Para os camponeses que cultivam oliveiras, isso resultou em enormes obstáculos, à medida que a escalada israelense limitou ainda mais o acesso a suas terras. Mais de 96 mil dunums, equivalente a 96 km², de áreas cultivadas foram abandonadas à força logo após a temporada de 2023, devido às restrições israelenses. As localidades se dividem em quatro categorias:
- Por trás do Muro do Apartheid, na chamada “zona de junção”;
- Nos limites do Muro do Apartheid, dentro de 150 metros do lado palestino;
- Perto dos assentamentos ilegais, onde o exército determina autorização ou não — denominada como “coordenação prévia” — para o cultivo;
- Em outras áreas adjacentes aos assentamentos.
Nos anos anteriores, autoridades israelenses emitiram licenças de “coordenação prévia” conforme o arbítrio das Forças Armadas. No entanto, para a temporada de 2023, comandantes israelenses revogaram quase todas as licenças, impedindo os camponeses de acessar suas terras. Os portões de acesso agrário ao longo do Muro do Apartheid, que corta arbitrariamente a Cisjordânia ocupada, permaneceram fechados pela maior parte do tempo.

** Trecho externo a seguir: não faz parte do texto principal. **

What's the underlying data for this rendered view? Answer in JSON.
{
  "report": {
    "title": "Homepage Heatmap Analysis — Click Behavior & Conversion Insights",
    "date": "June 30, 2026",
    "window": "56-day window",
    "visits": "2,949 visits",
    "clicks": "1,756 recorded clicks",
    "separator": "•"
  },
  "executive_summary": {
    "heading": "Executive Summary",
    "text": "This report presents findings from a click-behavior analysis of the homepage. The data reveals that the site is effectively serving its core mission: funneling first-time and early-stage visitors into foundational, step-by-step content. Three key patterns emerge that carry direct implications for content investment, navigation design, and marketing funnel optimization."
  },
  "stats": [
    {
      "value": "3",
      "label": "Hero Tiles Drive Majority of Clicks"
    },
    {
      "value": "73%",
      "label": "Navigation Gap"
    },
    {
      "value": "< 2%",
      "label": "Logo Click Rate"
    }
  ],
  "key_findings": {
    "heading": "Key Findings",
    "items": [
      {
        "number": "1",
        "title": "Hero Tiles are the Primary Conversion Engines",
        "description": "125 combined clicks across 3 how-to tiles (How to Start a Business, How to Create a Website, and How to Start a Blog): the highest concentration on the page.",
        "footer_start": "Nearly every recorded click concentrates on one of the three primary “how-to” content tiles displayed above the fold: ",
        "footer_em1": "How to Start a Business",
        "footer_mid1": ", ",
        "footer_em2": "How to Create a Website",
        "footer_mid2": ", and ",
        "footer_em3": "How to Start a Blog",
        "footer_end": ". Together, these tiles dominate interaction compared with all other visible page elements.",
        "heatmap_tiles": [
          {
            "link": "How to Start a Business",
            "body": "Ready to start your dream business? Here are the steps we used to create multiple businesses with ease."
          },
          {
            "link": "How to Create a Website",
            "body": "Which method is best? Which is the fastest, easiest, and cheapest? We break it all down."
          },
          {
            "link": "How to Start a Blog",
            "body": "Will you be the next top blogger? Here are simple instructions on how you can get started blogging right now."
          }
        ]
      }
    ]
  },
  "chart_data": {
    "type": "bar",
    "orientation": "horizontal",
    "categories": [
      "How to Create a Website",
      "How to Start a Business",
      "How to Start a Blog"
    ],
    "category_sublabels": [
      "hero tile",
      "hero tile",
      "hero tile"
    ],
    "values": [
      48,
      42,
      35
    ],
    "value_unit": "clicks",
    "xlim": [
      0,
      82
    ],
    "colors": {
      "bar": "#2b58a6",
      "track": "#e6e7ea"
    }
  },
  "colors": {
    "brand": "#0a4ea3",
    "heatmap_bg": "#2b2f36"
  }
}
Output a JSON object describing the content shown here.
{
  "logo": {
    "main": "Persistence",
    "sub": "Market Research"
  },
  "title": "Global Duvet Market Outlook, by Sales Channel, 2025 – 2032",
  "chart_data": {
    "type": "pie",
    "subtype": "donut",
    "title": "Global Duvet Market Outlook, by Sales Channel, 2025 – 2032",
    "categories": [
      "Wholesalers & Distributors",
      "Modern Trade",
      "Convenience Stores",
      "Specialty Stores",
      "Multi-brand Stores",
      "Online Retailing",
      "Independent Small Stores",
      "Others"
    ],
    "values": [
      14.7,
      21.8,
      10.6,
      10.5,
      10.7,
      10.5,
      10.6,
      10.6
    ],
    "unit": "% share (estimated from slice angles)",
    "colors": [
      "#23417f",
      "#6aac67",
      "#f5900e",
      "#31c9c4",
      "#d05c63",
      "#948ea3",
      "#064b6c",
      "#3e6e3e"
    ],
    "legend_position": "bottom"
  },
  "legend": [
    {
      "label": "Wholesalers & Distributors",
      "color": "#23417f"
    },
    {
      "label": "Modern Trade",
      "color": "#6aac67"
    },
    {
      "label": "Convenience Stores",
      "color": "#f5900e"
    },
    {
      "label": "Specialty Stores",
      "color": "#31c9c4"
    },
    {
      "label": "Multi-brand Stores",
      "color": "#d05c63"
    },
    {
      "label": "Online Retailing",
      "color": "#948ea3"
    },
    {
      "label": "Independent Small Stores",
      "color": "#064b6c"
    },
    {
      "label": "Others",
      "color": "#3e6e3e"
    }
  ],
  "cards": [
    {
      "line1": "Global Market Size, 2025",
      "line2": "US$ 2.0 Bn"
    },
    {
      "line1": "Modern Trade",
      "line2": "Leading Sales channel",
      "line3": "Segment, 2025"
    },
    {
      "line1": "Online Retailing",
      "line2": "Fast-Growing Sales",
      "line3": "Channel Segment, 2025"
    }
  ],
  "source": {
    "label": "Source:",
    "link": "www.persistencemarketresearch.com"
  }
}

Segundo o chamado Setor de Segurança Alimentar — coalizão humanitária formada por dezenas de organizações — os camponeses palestinos sofreram perdas estimadas ao menos 1.200 toneladas de azeite de oliva durante a temporada de 2023, resultando em prejuízo financeiro direto de US$10 milhões. O impacto foi particularmente austero nas províncias de Tulkarm, Qalqiliya e Nablus, no norte da Cisjordânia.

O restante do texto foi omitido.